You have two years in which to compose an essay of no more than four, foolscap pages (roughly 2,000 words), which will be placed in orbit around the Earth for 50,000 years.

Together with similar messages to the distant future submitted by people from all over the world, your thoughts will be engraved on glass discs and installed in a small satellite which will be shot into orbit in two years' time.

The satellite, to be carried free by an Ariane-5 rocket of the European Space Agency, will include information of possible interest to our distant descendants, or anyone else who happens to be around in 52,000AD. There will be a digital encyclopedia of the sum of human knowledge in 2004, a frieze of human faces from every country on earth and four small, golden spheres containing a drop of human blood, a drop of seawater, a grain of soil and a bubble of air.

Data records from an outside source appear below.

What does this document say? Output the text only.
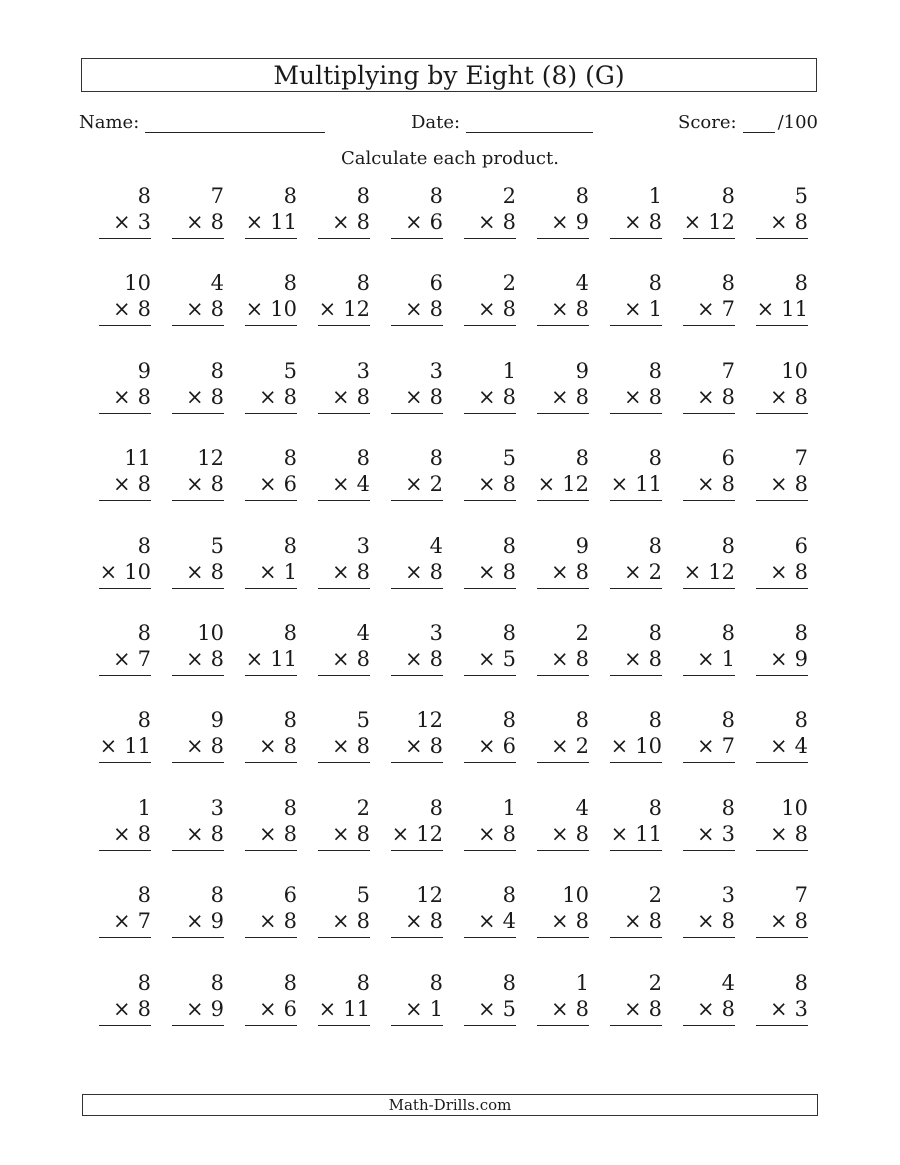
Multiplying by Eight (8) (G)
Name:	Date:	Score: /100
Calculate each product.
8
× 3
7
× 8
8
× 11
8
× 8
8
× 6
2
× 8
8
× 9
1
× 8
8
× 12
5
× 8
10
× 8
4
× 8
8
× 10
8
× 12
6
× 8
2
× 8
4
× 8
8
× 1
8
× 7
8
× 11
9
× 8
8
× 8
5
× 8
3
× 8
3
× 8
1
× 8
9
× 8
8
× 8
7
× 8
10
× 8
11
× 8
12
× 8
8
× 6
8
× 4
8
× 2
5
× 8
8
× 12
8
× 11
6
× 8
7
× 8
8
× 10
5
× 8
8
× 1
3
× 8
4
× 8
8
× 8
9
× 8
8
× 2
8
× 12
6
× 8
8
× 7
10
× 8
8
× 11
4
× 8
3
× 8
8
× 5
2
× 8
8
× 8
8
× 1
8
× 9
8
× 11
9
× 8
8
× 8
5
× 8
12
× 8
8
× 6
8
× 2
8
× 10
8
× 7
8
× 4
1
× 8
3
× 8
8
× 8
2
× 8
8
× 12
1
× 8
4
× 8
8
× 11
8
× 3
10
× 8
8
× 7
8
× 9
6
× 8
5
× 8
12
× 8
8
× 4
10
× 8
2
× 8
3
× 8
7
× 8
8
× 8
8
× 9
8
× 6
8
× 11
8
× 1
8
× 5
1
× 8
2
× 8
4
× 8
8
× 3
Math-Drills.com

The KEO project – dreamed up by a French "scientific artist", Jean-Marc Philippe – is intended to record forever the state of humanity in the early 21st century and present the findings as an "archaeological gift" to the future. The satellite will be placed in an orbit which should bring it back to Earth in 500 centuries.

The idea has the support of aerospace companies, the French foreign ministry, the European Space Agency and Unesco. Launching the project at a conference on top of the Grande Arche de la Défense, just outside Paris, Philippe invited allcomers to "visit your own thoughts".